Nikola Tesla est l’un des plus grands inventeurs de l’histoire, ayant profondément influencé la science et la technologie. Ses contributions incluent l’alternance de courant, les rayons X, ainsi que des méthodes pour utiliser la lumière à travers des ampoules fluorescentes. Il a également été le premier à créer la radio FM et a exploré la transmission d’énergie sans fil.

Parmi ses nombreuses inventions, le fameux “Rayo de la Muerte” attire particulièrement l’attention. Cet appareil, décrit comme une arme de science-fiction capable de frapper à des centaines de kilomètres de distance, a suscité un grand intérêt. Ce que beaucoup ne savent pas, c’est que Tesla a tenté de le vendre au Royaume-Uni pour 30 millions de dollars.

Les négociations avec les grandes puissances

Les États-Unis ont rapidement manifesté un intérêt pour le Rayo de la Muerte, que Tesla prétendait avoir développé pour mettre fin aux guerres telles que nous les connaissions. Des documents récemment déclassifiés révèlent les tentatives de Tesla pour vendre son invention à la Grande-Bretagne.

Un défi technologique

Dans les années 1920, plusieurs inventeurs revendiquaient avoir créé un “rayo de la muerte” capable de détruire des avions à distance, mais aucun n’a réussi à prouver son efficacité. Tesla a également affirmé, au début des années 1930, avoir inventé un dispositif connu sous le nom de “Teleforce.” Il a continué à revendiquer cette réalisation toute sa vie.

Une arme pour mettre fin aux guerres

Déjà dans les années 1910, Tesla parlait d’une arme destinée à mettre fin aux guerres, rendant la poudre à canon obsolète.
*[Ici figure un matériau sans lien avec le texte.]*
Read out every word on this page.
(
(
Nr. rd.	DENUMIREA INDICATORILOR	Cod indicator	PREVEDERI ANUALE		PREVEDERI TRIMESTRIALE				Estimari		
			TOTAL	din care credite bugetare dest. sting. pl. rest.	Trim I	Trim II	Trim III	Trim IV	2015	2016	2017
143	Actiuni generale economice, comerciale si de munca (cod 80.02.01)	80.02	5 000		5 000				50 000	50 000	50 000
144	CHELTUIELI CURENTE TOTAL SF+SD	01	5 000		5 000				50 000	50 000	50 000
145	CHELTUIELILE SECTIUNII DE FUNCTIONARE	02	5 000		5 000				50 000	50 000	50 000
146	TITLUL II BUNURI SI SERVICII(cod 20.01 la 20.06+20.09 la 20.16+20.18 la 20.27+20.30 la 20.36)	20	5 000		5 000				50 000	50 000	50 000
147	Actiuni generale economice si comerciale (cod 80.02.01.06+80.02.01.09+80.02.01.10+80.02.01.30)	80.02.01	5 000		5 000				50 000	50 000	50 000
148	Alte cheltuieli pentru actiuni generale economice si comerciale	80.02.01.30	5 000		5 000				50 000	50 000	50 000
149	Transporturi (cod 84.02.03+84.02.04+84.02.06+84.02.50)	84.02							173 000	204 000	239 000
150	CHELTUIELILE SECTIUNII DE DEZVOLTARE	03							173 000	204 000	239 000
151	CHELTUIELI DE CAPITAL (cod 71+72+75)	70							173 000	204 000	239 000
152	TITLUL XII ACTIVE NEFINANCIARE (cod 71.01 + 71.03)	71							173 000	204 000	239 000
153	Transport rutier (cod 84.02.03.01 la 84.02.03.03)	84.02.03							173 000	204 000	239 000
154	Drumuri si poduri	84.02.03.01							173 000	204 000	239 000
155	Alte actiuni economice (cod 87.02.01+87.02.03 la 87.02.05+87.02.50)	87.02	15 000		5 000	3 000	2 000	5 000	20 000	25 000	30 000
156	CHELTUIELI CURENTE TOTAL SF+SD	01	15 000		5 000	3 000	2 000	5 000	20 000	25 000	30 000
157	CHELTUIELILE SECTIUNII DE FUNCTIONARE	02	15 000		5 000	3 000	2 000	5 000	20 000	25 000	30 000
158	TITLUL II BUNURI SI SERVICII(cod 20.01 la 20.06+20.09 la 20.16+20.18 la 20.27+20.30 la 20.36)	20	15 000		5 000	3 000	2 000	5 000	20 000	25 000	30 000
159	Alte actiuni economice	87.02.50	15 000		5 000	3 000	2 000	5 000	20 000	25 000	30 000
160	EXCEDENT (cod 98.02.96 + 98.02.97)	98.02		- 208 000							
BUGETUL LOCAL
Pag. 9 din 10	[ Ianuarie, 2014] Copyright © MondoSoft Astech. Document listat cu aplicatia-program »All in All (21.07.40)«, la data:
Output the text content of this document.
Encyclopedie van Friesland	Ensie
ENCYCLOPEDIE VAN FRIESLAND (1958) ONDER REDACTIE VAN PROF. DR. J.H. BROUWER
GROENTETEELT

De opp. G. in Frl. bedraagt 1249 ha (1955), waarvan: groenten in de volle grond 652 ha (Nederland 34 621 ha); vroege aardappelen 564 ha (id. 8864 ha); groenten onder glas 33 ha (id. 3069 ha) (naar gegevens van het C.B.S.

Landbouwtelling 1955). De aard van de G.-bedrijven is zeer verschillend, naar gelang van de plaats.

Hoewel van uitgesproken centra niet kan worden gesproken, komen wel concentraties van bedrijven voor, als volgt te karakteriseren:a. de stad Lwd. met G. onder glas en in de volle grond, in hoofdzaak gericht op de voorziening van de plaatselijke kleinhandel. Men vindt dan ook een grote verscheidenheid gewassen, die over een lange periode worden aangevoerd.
Au fil des ans, il a partagé des détails flous concernant son projet, alimentant ainsi le mythe dans la presse de l’époque.

Technologie électrostatique

Tesla aurait développé sa machine électrostatique de “Teleforce” grâce à des études sur le générateur de Van de Graaff. Il prétendait qu’elle accumulait de grandes charges électriques dans une sphère creuse, permettant de lancer des impulsions électriques capables de détruire des cibles jusqu’à 400 kilomètres de distance.

Des conséquences mystérieuses

Après la mort de Tesla en janvier 1943, les agences américaines ont saisi des camions remplis de ses affaires. Bien que le FBI ait nié détenir des informations sur le Rayo de la Muerte, un document déclassifié récemment a révélé l’importance capitale de ses travaux.

Le contenu de ces documents

Ces fiches détaillaient une arme de 60 millions de volts, capable d’éliminer un million de soldats à 400 kilomètres. La capacité de l’onde électrique à faire exploser des munitions ennemies à distance a été mise en avant. Tesla soutenait que son invention pouvait servir au-delà du champ de bataille, en promouvant la paix par la menace armée.

Surveillance constante

Dans une lettre désignant John Edgar Hoover, premier directeur du FBI, il était recommandé de surveiller Tesla afin de prévenir tout risque de vol de ses idées par des puissances étrangères. Hoover a reconnu l’importance de ces informations sans préciser si des mesures avaient été prises.

Le fameux essai de vente au Royaume-Uni

De nombreux articles ont surgi concernant l’intérêt du FBI pour le Rayo de la Muerte, mais un document étrangement intéressant parmi les archives évoque la tentative de vente de Tesla au Royaume-Uni. Les détails de ses découvertes, notamment des “boules de feu” produites par électricité durant ses expériences en 1899 à Colorado Springs, y sont partagés.

Un rêve inachevé

Le document indique que Tesla a essayé de négocier son brevet pour 30 millions de dollars. Pendant ces négociations, il mentionne une intrusion dans son bureau, mais assure que ses designs n’avaient pas été volés, car ils n’étaient pas écrits.

Conclusion : Le secret du Rayo de la Muerte

Le fait que le FBI ait confisqué tant de matériel de Tesla a alimenté de nombreuses théories du complot. Pourtant, la réalité demeure que la poudre est toujours utilisée dans les guerres modernes. Si le Rayo de la Muerte a véritablement existé, il semble que son secret soit mort avec son créateur, Tesla n’ayant jamais eu l’occasion de le breveter.